Your preparation for the Assessment phase of the interview is to take a good inventory of your objective and relevant experiences.  What is it that you objectively bring to the job?  An engineering degree with a 3.6 gpa is an example of an objective asset. Your work ethic or organizational skills are subjective. The way you can bring those skillsets to the conversation is to qualify those subjective qualities.  For example, “I achieved success in my career as a sales associate and I’ve been praised by colleagues and supervisors for my superior communication and organizational skills, along with a strong work ethic. All of these skills contributed to my successful career progression at XYZ corp.”

Phase 4 is the Job Fit Phase:  the interviewer will tell you about the job description, requirements, roles and responsibilities and overall what a day in the life of this role looks like. Hiring managers want to see that you have prepared well by researching as much as possible about the roles and responsibilities of the job. It can be tremendously helpful if you are able to speak to someone who works or previously worked in this role or a similar role, so you have some personal “day in the life” understanding. During this phase of the interview you want to take a very active listening role. Active listening involves asking reflective questions to demonstrate that you are actively listening to what they are telling you about the jobThis active listening should provide you with key points to respond to during your interview close so that you can clearly communicate what makes you a good fit for this role.

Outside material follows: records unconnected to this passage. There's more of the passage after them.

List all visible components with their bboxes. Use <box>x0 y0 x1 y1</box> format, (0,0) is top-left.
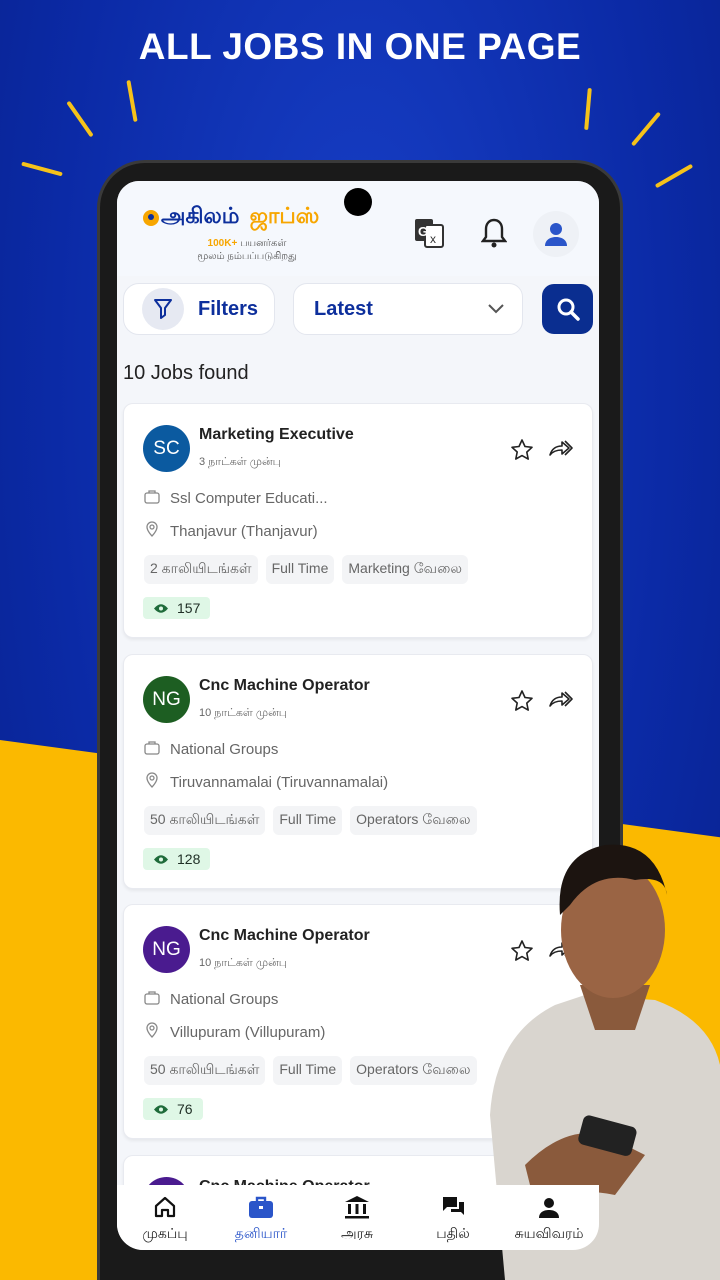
nav-item[interactable]: முகப்பு <box>117 1185 213 1250</box>
company-name: Ssl Computer Educati... <box>170 489 328 507</box>
tagline-text: பயனர்கள் <box>240 238 287 249</box>
location-row: Thanjavur (Thanjavur) <box>144 521 318 541</box>
tagline: 100K+ பயனர்கள் மூலம் நம்பப்படுகிறது <box>177 237 317 263</box>
svg-text:x: x <box>430 232 436 246</box>
logo-text-2: ஜாப்ஸ் <box>249 203 320 228</box>
tags: 50 காலியிடங்கள் Full Time Operators வேலை <box>144 806 477 835</box>
filter-icon <box>142 288 184 330</box>
company-row: Ssl Computer Educati... <box>144 488 328 508</box>
camera <box>344 188 372 216</box>
posted-time: 3 நாட்கள் முன்பு <box>199 456 281 468</box>
nav-label: முகப்பு <box>142 1225 188 1241</box>
job-type-chip: Full Time <box>265 555 335 584</box>
company-row: National Groups <box>144 989 278 1009</box>
views-badge: 76 <box>143 1098 203 1120</box>
bank-icon <box>344 1195 370 1222</box>
logo-text: அகிலம் <box>161 203 240 228</box>
eye-icon <box>154 603 168 613</box>
tags: 50 காலியிடங்கள் Full Time Operators வேலை <box>144 1056 477 1085</box>
nav-item[interactable]: பதில் <box>405 1185 501 1250</box>
share-icon[interactable] <box>548 689 574 714</box>
sort-dropdown[interactable]: Latest <box>293 283 523 335</box>
category-chip: Operators வேலை <box>350 1056 477 1085</box>
sort-value: Latest <box>314 297 373 320</box>
briefcase-outline-icon <box>144 739 160 759</box>
company-avatar: NG <box>143 926 190 973</box>
company-row: National Groups <box>144 739 278 759</box>
job-type-chip: Full Time <box>273 806 343 835</box>
location-icon <box>144 772 160 792</box>
location: Thanjavur (Thanjavur) <box>170 522 318 540</box>
views-count: 76 <box>177 1101 193 1117</box>
category-chip: Marketing வேலை <box>342 555 468 584</box>
eye-icon <box>154 854 168 864</box>
filters-label: Filters <box>198 297 259 320</box>
location-icon <box>144 1022 160 1042</box>
company-name: National Groups <box>170 740 279 758</box>
nav-item[interactable]: அரசு <box>309 1185 405 1250</box>
views-count: 157 <box>177 600 201 616</box>
job-card[interactable]: SC Marketing Executive 3 நாட்கள் முன்பு … <box>123 403 593 638</box>
location: Villupuram (Villupuram) <box>170 1023 326 1041</box>
category-chip: Operators வேலை <box>350 806 477 835</box>
posted-time: 10 நாட்கள் முன்பு <box>199 707 287 719</box>
eye-icon <box>154 1104 168 1114</box>
location: Tiruvannamalai (Tiruvannamalai) <box>170 773 389 791</box>
search-icon <box>557 298 580 321</box>
vacancies-chip: 2 காலியிடங்கள் <box>144 555 258 584</box>
location-row: Tiruvannamalai (Tiruvannamalai) <box>144 772 388 792</box>
company-avatar: NG <box>143 676 190 723</box>
location-icon <box>144 521 160 541</box>
bottom-nav: முகப்பு தனியார் அரசு பதில் சுயவிவரம் <box>117 1185 599 1250</box>
bell-icon[interactable] <box>481 217 507 249</box>
nav-item[interactable]: தனியார் <box>213 1185 309 1250</box>
app-logo: அகிலம் ஜாப்ஸ் <box>143 203 319 232</box>
location-row: Villupuram (Villupuram) <box>144 1022 325 1042</box>
job-title[interactable]: Marketing Executive <box>199 426 354 444</box>
chat-icon <box>441 1195 465 1222</box>
chevron-down-icon <box>488 304 504 314</box>
nav-label: அரசு <box>341 1225 373 1241</box>
vacancies-chip: 50 காலியிடங்கள் <box>144 1056 266 1085</box>
filters-button[interactable]: Filters <box>123 283 275 335</box>
share-icon[interactable] <box>548 438 574 463</box>
job-type-chip: Full Time <box>273 1056 343 1085</box>
results-count: 10 Jobs found <box>123 362 249 384</box>
briefcase-icon <box>248 1195 274 1222</box>
nav-item[interactable]: சுயவிவரம் <box>501 1185 597 1250</box>
profile-button[interactable] <box>533 211 579 257</box>
tags: 2 காலியிடங்கள் Full Time Marketing வேலை <box>144 555 468 584</box>
tagline-line2: மூலம் நம்பப்படுகிறது <box>197 251 297 262</box>
company-name: National Groups <box>170 990 279 1008</box>
views-badge: 128 <box>143 848 211 870</box>
briefcase-outline-icon <box>144 989 160 1009</box>
nav-label: தனியார் <box>234 1225 288 1241</box>
svg-text:G: G <box>418 224 428 239</box>
user-icon <box>537 1195 561 1222</box>
briefcase-outline-icon <box>144 488 160 508</box>
vacancies-chip: 50 காலியிடங்கள் <box>144 806 266 835</box>
user-icon <box>545 223 567 246</box>
views-badge: 157 <box>143 597 211 619</box>
nav-label: சுயவிவரம் <box>514 1225 584 1241</box>
search-button[interactable] <box>542 284 593 334</box>
headline: ALL JOBS IN ONE PAGE <box>138 26 582 67</box>
translate-icon[interactable]: Gx <box>413 217 445 249</box>
location-pin-icon <box>143 209 159 226</box>
job-title[interactable]: Cnc Machine Operator <box>199 927 370 945</box>
job-title[interactable]: Cnc Machine Operator <box>199 677 370 695</box>
company-avatar: SC <box>143 425 190 472</box>
views-count: 128 <box>177 851 201 867</box>
home-icon <box>153 1195 177 1222</box>
star-icon[interactable] <box>510 438 534 467</box>
tagline-highlight: 100K+ <box>207 238 238 249</box>
posted-time: 10 நாட்கள் முன்பு <box>199 957 287 969</box>
nav-label: பதில் <box>436 1225 470 1241</box>
star-icon[interactable] <box>510 689 534 718</box>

Phase 5 is the Close Phase: Telltale sign that you are nearing the end of the interview is when the interviewer asks, “Do you have any questions for me?”  Prepare questions! As you ask these questions you want to keep an inventory of the answers so that you can use them in your summation close. Categories of questions include people, team, products, services, market, and position or role.

Most people find the Close to be the most challenging and awkward part of the interview, so the general advice is to practice, practice, practice. The more you hear yourself saying a close during practice, the less anxiety you will have over executing the close during the interview. A direct closing statement example would be “Do you think I am a good fit for this role?” or “Do you have any concerns about my ability to do this role?” and be sure to meet those concerns head on. Finally, ask the interviewer “Do I have your support for this role?”  Be prepared to respond. At this point you may need to summarize your key attributes for this role and how they confront and respond to those expressed concerns. Finally, you should prepare a follow up question, “What are the next steps in the interview process and what is your expected timeline for making a decision.”  Be sure to ask the interviewers for their business cards and email addresses so you can send each person a short personalized thank you email, where you should remind them of why you are a good fit for this role and to address any concerns he/she may have about your candidacy.